Tanya Stevenson's Racing UK Blog
|Saturday 20th December 2014|
Field sizes have reared their ugly head again
There is a danger of repetition here in this column but I see that field sizes have hit the headlines again. This problem isn’t going to go away as it stands. While many grumble, the harsh reality is that things will only get worse before being helped to improve.
The most worrying statistic wasn’t that 47% of National Hunt handicaps in December have had seven or fewer runners, it was that 18% of race have had five or fewer runners. Or 20%, if you include non-handicaps. November wasn’t much better as overall the number of races with five or fewer runners flirted around the 19% mark. Put these under the microscope now as there is an urgent need to unravel the reason why this is happening.
These figures hit home hard so hopefully they may give cause to all vested interests to come together to find better a solution.
The initial problem which has been highlighted plenty of times before is that there are more fixtures put on as the horse population dropped. Yet the difficulty, and to some extent, unwillingness, to reduce the amount of races or indeed fixtures isn’t helping matters.
Winters haven’t been harsh enough to let weather help remove fixtures from the jumps schedule, and now the proactive nature of our sport results in these races being replaced and staged at a later date. Then there is all-weather meetings, which are added added or there are bumpers for jumpers meetings.
This is a story which looks set to develop further.
I note Kempton’s starting price overrounds at a recent meeting are coming under scrutiny. I acknowledge this but consider greyhound racing, where the starting price percentages are at a steady constant of at least 4% per runner. A high tolerance threshold is needed to bet against those prices, and we whine as soon as it hits 2% per runner in racing.
There has to be an understanding the betting ring is a different dynamic now. Many of those standing on pitches have an umbilical cord to the exchanges. Instead they are fixated in being able to lay a bet and hedge it back on the exchanges.
On Thursday the 1.40 at Towcester returned an overround of 123%, which is nearly 3% a runner yet there was no mention of it in the media.

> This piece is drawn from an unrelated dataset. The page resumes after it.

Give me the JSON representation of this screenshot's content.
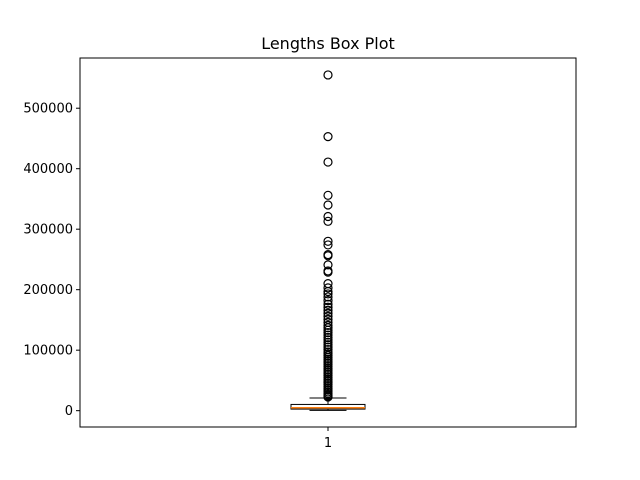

Around 15% of our races in November and December contained an odds-on favourite thus making it not viable for bookmakers to bet each-way. The same scenario occurred in the International at Cheltenham where over half the ring traded win only. And the variation of the prices on those offering each-way varied enormously. Gregory Hughes, who was betting each-way, decided to offer the same prices as those win only but he was on his own so understandably took a good proportion of the money. On questioning him after he stated that he came out of the race unscathed. Full credit to him. Those surrounding him were disappointing in what they had displayed on their board.
What concerns me more is the 2% a runner in the Relkeel Hurdle, which was win only though I acknowledge at some point adding up the best prices bookmakers went overbroke. They don’t help themselves.
I’m sure the investigation will be thorough enough to delve deep into the core of the problem of field sizes, which has many strands. The increasing amounts of odds-on favourites, the shrinking field sizes, the actual best prices offered through the duration of the betting, the numbers of bookmakers betting at the course, their strength, and the attendance are just for starters.
As for the racing I’ve backed Bayan win and Swing Bowler each-way in the Ladbroke Hurdle at Ascot, while my main bet is Malibu Sun. With Ben Pauling in such rich form and the horse’s impressive win at Leicester latest he deserves his chance at Ascot.
Tanya Stevenson’s Saturday tip:
1.50 Ascot: Malibu Sun at 9-2 generally available
Tanya Stevenson's pointers:
1.50 Ascot - BGC Partners Handicap Chase:
Ben Pauling and Nico De Boinville have teamed up for four winners from their last seven runners.
Six of the last ten favourites have won the Long Walk Hurdle.
Lizzie Kelly has ridden Aubusson to three victories from just five rides.
Reve De Sivola is attempting to win his third straight Long Walk Hurdle.
Daryl Jacob has ridden Reve De Sivola 18 times to four wins, five seconds and five thirds.
Eight of the last ten winners of the Long Walk Hurdle had finished no worse than second on their most recent run.
Easter Day has won both his starts at Ascot.
Houblon Des Obeaux has run at Ascot four times winning twice, second once and third once.
Hey Big Spender has not won in six tries in December.
Brendan Powell has ridden Hey Big Spender four times and won on him three times.
All of the last nine winners of the Ladbroke had finished no worse than third on their most recent run.
Only one of the nine favourites have won the Ladbroke.
Only one of the nine winners of the Ladbroke were aged older than six - 2002 Chauvinist.
The only Irish winner of the Ladbroke since 2001 was Cause Of Causes trained by Gordon Elliott in 2012.
Harry Fry has had four winners from his five Ascot Hurdle runners.